Ella sabía, como todos en la familia, que Ngencó era generoso mientras se sacara del río lo justo para el consumo y que solía cobrar muy caro a quienes se dejaban llevar por la codicia. El dueño del agua tenía una fama bien ganada de ser severo en eso, así que ella tenía el temor de que Chalguán en su atolondramiento sobrepasara el límite y le ocurriera una desgracia. Por eso durante la última luna no había dejado que bajara al río, pero él insistió tanto esa mañana que terminó por convencerla. De todas maneras estuvo largo rato aconsejándolo y todavía le remarcó a gritos cuando él ya iba bajando por el sendero del murtal:
—Sólo tres truchas grandes, cinco medianas o siete más pequeñas. Ni una más.
—Sí mamá —le gritó él antes de perderse detrás de las matas de murta.
Fue la última vez que lo vio. Cuando no llegó al mediodía con las truchas para el almuerzo toda la familia bajó a buscarlo. A la orilla de la correntada donde siempre solía pescar encontraron el arpón y la pilgua llena con truchas robustas, así es que supusieron que había dado la pesca por concluida. Como sabían que era aficionado a los pepinos de copihue pensaron que a lo mejor andaba río abajo y lo llamaron a gritos, y cuando nadie respondió volvieron a gritar río arriba hasta que se convencieron de que tampoco andaba por ese rumbo. Fue después de eso que su madre abrió la pilgua y contó las truchas. Eran doce y de las más robustas que crecían en el río. Entonces tuvo la revelación abrumadora de que había sido llevado al fondo de la reveza profunda por el dueño del agua. Un dolor malvado le atravesó el corazón y se puso a llorar a gritos. Con lo poco que podía ver desde el otro lado de las lágrimas, que le llenaban los ojos, agarró la pilgua y vació las truchas en el río clamándole a Ngencó que le devolviera a su hijo, pero nada consiguió. De modo que la llevaron a la casa y lloraron con ella todos en la familia y todavía vinieron muchas familias del vecindario para ayudarla en su aflicción.

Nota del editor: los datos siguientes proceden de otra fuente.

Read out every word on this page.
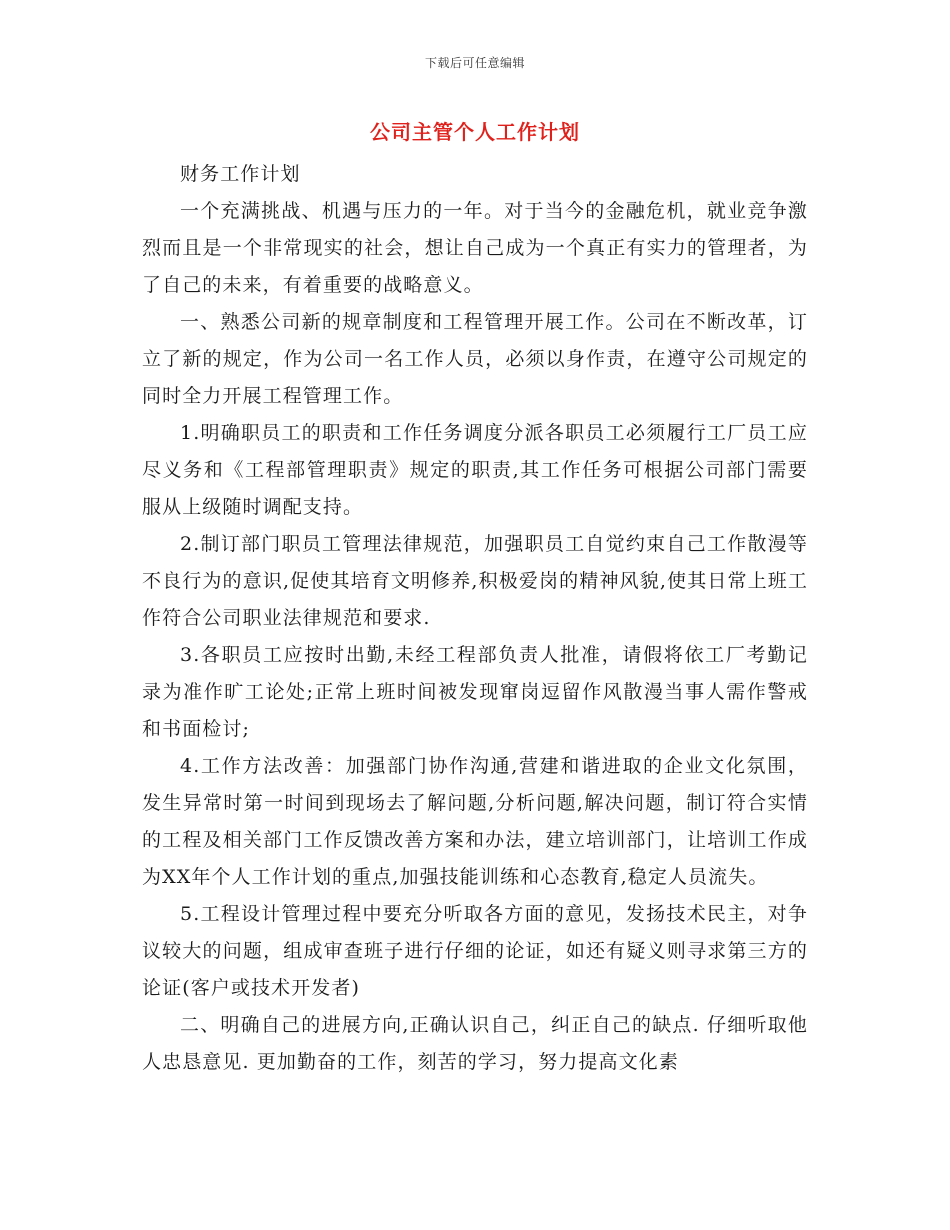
下载后可任意编辑
公司主管个人工作计划

财务工作计划

一个充满挑战、机遇与压力的一年。对于当今的金融危机，就业竞争激烈而且是一个非常现实的社会，想让自己成为一个真正有实力的管理者，为了自己的未来，有着重要的战略意义。

一、熟悉公司新的规章制度和工程管理开展工作。公司在不断改革，订立了新的规定，作为公司一名工作人员，必须以身作责，在遵守公司规定的同时全力开展工程管理工作。

1.明确职员工的职责和工作任务调度分派各职员工必须履行工厂员工应尽义务和《工程部管理职责》规定的职责,其工作任务可根据公司部门需要服从上级随时调配支持。

2.制订部门职员工管理法律规范，加强职员工自觉约束自己工作散漫等不良行为的意识,促使其培育文明修养,积极爱岗的精神风貌,使其日常上班工作符合公司职业法律规范和要求.

3.各职员工应按时出勤,未经工程部负责人批准，请假将依工厂考勤记录为准作旷工论处;正常上班时间被发现窜岗逗留作风散漫当事人需作警戒和书面检讨;

4.工作方法改善：加强部门协作沟通,营建和谐进取的企业文化氛围，发生异常时第一时间到现场去了解问题,分析问题,解决问题，制订符合实情的工程及相关部门工作反馈改善方案和办法，建立培训部门，让培训工作成为XX年个人工作计划的重点,加强技能训练和心态教育,稳定人员流失。

5.工程设计管理过程中要充分听取各方面的意见，发扬技术民主，对争议较大的问题，组成审查班子进行仔细的论证，如还有疑义则寻求第三方的论证(客户或技术开发者)

二、明确自己的进展方向,正确认识自己，纠正自己的缺点. 仔细听取他人忠恳意见. 更加勤奋的工作，刻苦的学习，努力提高文化素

Para tener la seguridad de que Chalguán no hubiera desaparecido por otras causas esculcaron las dos riveras del río a lo largo y a lo ancho con perros de probada destreza en este tipo de desapariciones. Y para confirmar las sospechas de la madre trajeron a un pelomtufe, persona entendida en comunicaciones con guardianes espirituales de la naturaleza, quien después de mucho trabajo logró sacarle a Ngencó la confesión de que al muchacho lo había tomado por motivos de codicia y que lo tenía en la morada subacuática, al fondo de la reveza profunda, donde no le faltaba nada para seguir viviendo como es debido.

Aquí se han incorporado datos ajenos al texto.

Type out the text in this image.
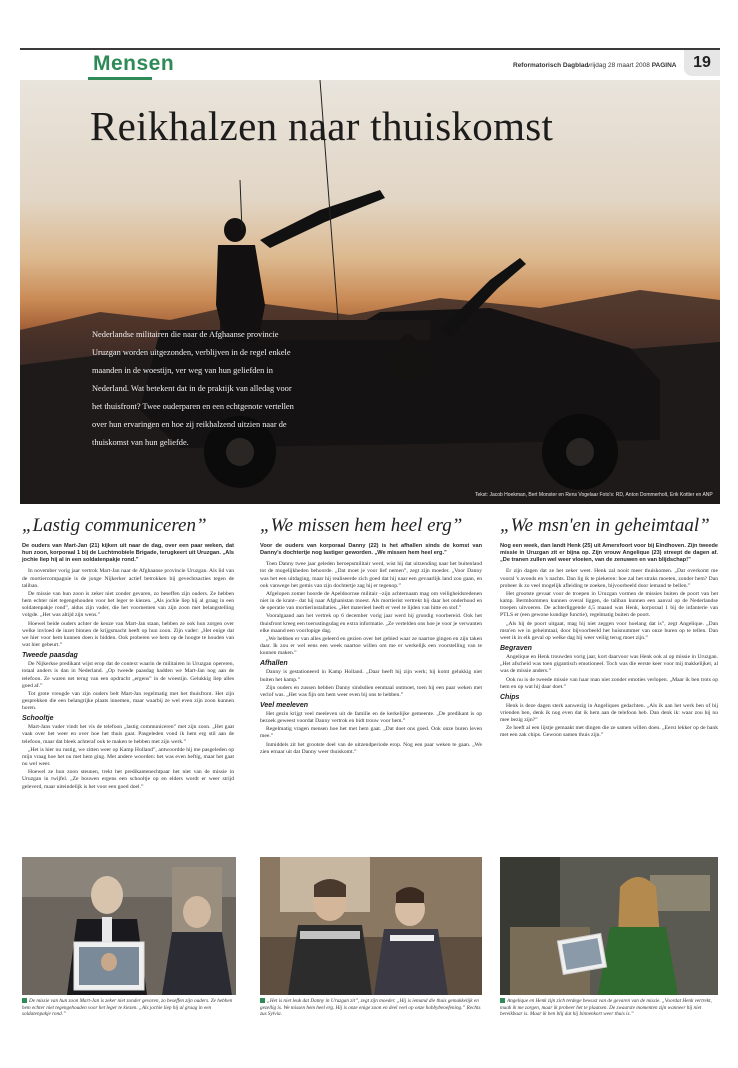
Mensen	Reformatorisch Dagblad
vrijdag 28 maart 2008 PAGINA	19
Reikhalzen naar thuiskomst
Nederlandse militairen die naar de Afghaanse provincie Uruzgan worden uitgezonden, verblijven in de regel enkele maanden in de woestijn, ver weg van hun geliefden in Nederland. Wat betekent dat in de praktijk van alledag voor het thuisfront? Twee ouderparen en een echtgenote vertellen over hun ervaringen en hoe zij reikhalzend uitzien naar de thuiskomst van hun geliefde.
Tekst: Jacob Hoekman, Bert Monster en Rens Vogelaar Foto's: RD, Anton Dommerholt, Erik Kottier en ANP
„Lastig communiceren”

De ouders van Mart-Jan (21) kijken uit naar de dag, over een paar weken, dat hun zoon, korporaal 1 bij de Luchtmobiele Brigade, terugkeert uit Uruzgan. „Als jochie liep hij al in een soldatenpakje rond.”

In november vorig jaar vertrok Mart-Jan naar de Afghaanse provincie Uruzgan. Als lid van de mortiercompagnie is de jonge Nijkerker actief betrokken bij gevechtsacties tegen de taliban.

De missie van hun zoon is zeker niet zonder gevaren, zo beseffen zijn ouders. Ze hebben hem echter niet tegengehouden voor het leger te kiezen. „Als jochie liep hij al graag in een soldatenpakje rond”, aldus zijn vader, die het voornemen van zijn zoon met belangstelling volgde. „Het was altijd zijn wens.”

Hoewel beide ouders achter de keuze van Mart-Jan staan, hebben ze ook hun zorgen over welke invloed de inzet binnen de krijgsmacht heeft op hun zoon. Zijn vader: „Het enige dat we hier voor hem kunnen doen is bidden. Ook proberen we hem op de hoogte te houden van wat hier gebeurt.”

Tweede paasdag

De Nijkerkse predikant wijst erop dat de context waarin de militairen in Uruzgan opereren, totaal anders is dan in Nederland. „Op tweede paasdag hadden we Mart-Jan nog aan de telefoon. Ze waren net terug van een opdracht „ergens” in de woestijn. Gelukkig liep alles goed af.”

Tot grote vreugde van zijn ouders belt Mart-Jan regelmatig met het thuisfront. Het zijn gesprekken die een belangrijke plaats innemen, maar waarbij ze wel even zijn zoon kunnen horen.

Schooltje

Mart-Jans vader vindt het vis de telefoon „lastig communiceren” met zijn zoon. „Het gaat vaak over het weer en over hoe het thuis gaat. Pasgeleden vond ik hem erg stil aan de telefoon, maar dat bleek achteraf ook te maken te hebben met zijn werk.”

„Het is hier nu rustig, we zitten weer op Kamp Holland”, antwoordde hij me pasgeleden op mijn vraag hoe het nu met hem ging. Met andere woorden: het was even heftig, maar het gaat nu wel weer.

Hoewel ze hun zoon steunen, trekt het predikantenechtpaar het niet van de missie in Uruzgan in twijfel. „Ze bouwen ergens een schooltje op en elders wordt er weer strijd geleverd, maar uiteindelijk is het voor een goed doel.”

„We missen hem heel erg”

Voor de ouders van korporaal Danny (22) is het afhallen sinds de komst van Danny's dochtertje nog lastiger geworden. „We missen hem heel erg.”

Toen Danny twee jaar geleden beroepsmilitair werd, wist hij dat uitzending naar het buitenland tot de mogelijkheden behoorde. „Dat moet je voor lief nemen”, zegt zijn moeder. „Voor Danny was het een uitdaging, maar hij realiseerde zich goed dat hij naar een gevaarlijk land zou gaan, en ook vanwege het gemis van zijn dochtertje zag hij er tegenop.”

Afgelopen zomer hoorde de Apeldoornse militair –zijn achternaam mag om veiligheidsredenen niet in de krant– dat hij naar Afghanistan moest. Als mortierist vertrekt hij daar het onderhoud en de operatie van mortierinstallaties. „Het materieel heeft er veel te lijden van hitte en stof.”

Vooralgaand aan het vertrek op 6 december vorig jaar werd hij grondig voorbereid. Ook het thuisfront kreeg een toerustingsdag en extra informatie. „Ze vertelden ons hoe je voor je verwanten elke maand een voorlopige dag.

„We hebben er van alles geleerd en gezien over het gebied waar ze naartoe gingen en zijn taken daar. Ik zou er wel eens een week naartoe willen om me er werkelijk een voorstelling van te kunnen maken.”

Afhallen

Danny is gestationeerd in Kamp Holland. „Daar heeft hij zijn werk; hij komt gelukkig niet buiten het kamp.”

Zijn ouders en zussen hebben Danny sindsdien eenmaal ontmoet, toen hij een paar weken met verlof was. „Het was fijn om hem weer even bij ons te hebben.”

Veel meeleven

Het gezin krijgt veel meeleven uit de familie en de kerkelijke gemeente. „De predikant is op bezoek geweest voordat Danny vertrok en bidt trouw voor hem.”

Regelmatig vragen mensen hoe het met hem gaat. „Dat doet ons goed. Ook onze buren leven mee.”

Inmiddels zit het grootste deel van de uitzendperiode erop. Nog een paar weken te gaan. „We zien ernaar uit dat Danny weer thuiskomt.”

„We msn'en in geheimtaal”

Nog een week, dan landt Henk (25) uit Amersfoort voor bij Eindhoven. Zijn tweede missie in Uruzgan zit er bijna op. Zijn vrouw Angelique (23) streept de dagen af. „De tranen zullen wel weer vloeien, van de zenuwen en van blijdschap!”

Er zijn dagen dat ze het zeker weet. Henk zal nooit meer thuiskomen. „Dat overkomt me vooral 's avonds en 's nachts. Dan lig ik te piekeren: hoe zal het straks moeten, zonder hem? Dan probeer ik zo veel mogelijk afleiding te zoeken, bijvoorbeeld door iemand te bellen.”

Het grootste gevaar voor de troepen in Uruzgan vormen de missies buiten de poort van het kamp. Bermbommen kunnen overal liggen, de taliban kunnen een aanval op de Nederlandse troepen uitvoeren. De achterliggende 4,5 maand was Henk, korporaal 1 bij de infanterie van PTLS er (een gewone kundige functie), regelmatig buiten de poort.

„Als hij de poort uitgaat, mag hij niet zeggen voor hoelang dat is”, zegt Angelique. „Dan msn'en we in geheimtaal, door bijvoorbeeld het huisnummer van onze buren op te tellen. Dan weet ik in elk geval op welke dag hij weer veilig terug moet zijn.”

Begraven

Angelique en Henk trouwden vorig jaar, kort daarvoor was Henk ook al op missie in Uruzgan. „Het afscheid was toen gigantisch emotioneel. Toch was die eerste keer voor mij makkelijker, al was de missie anders.”

Ook nu is de tweede missie van haar man niet zonder emoties verlopen. „Maar ik ben trots op hem en op wat hij daar doet.”

Chips

Henk is deze dagen sterk aanwezig in Angeliques gedachten. „Als ik aan het werk ben of bij vrienden ben, denk ik nog even dat ik hem aan de telefoon heb. Dan denk ik: waar zou hij nu mee bezig zijn?”

Ze heeft al een lijstje gemaakt met dingen die ze samen willen doen. „Eerst lekker op de bank met een zak chips. Gewoon samen thuis zijn.”

De missie van hun zoon Mart-Jan is zeker niet zonder gevaren, zo beseffen zijn ouders. Ze hebben hem echter niet tegengehouden voor het leger te kiezen. „Als jochie liep hij al graag in een soldatenpakje rond.”
„Het is niet leuk dat Danny in Uruzgan zit”, zegt zijn moeder. „Hij is iemand die thuis gemakkelijk en gezellig is. We missen hem heel erg. Hij is onze enige zoon en deel veel op onze hobbybeoefening.” Rechts zus Sylvia.
Angelique en Henk zijn zich terdege bewust van de gevaren van de missie. „Voordat Henk vertrekt, maak ik me zorgen, maar ik probeer het te plaatsen. De zwaarste momenten zijn wanneer hij niet bereikbaar is. Maar ik ben blij dat hij binnenkort weer thuis is.”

Después de eso la familia pudo por fin tener un poco de conformidad aunque a la madre el recuerdo del hijo perdido le dejó para siempre una grieta en el corazón. Muchos años después, cuando el tiempo le había comenzado a volver rugosa la piel y cenicientos los cabellos, todavía esperaba verlo aparecer por el camino del murtal trayendo las truchas para el almuerzo.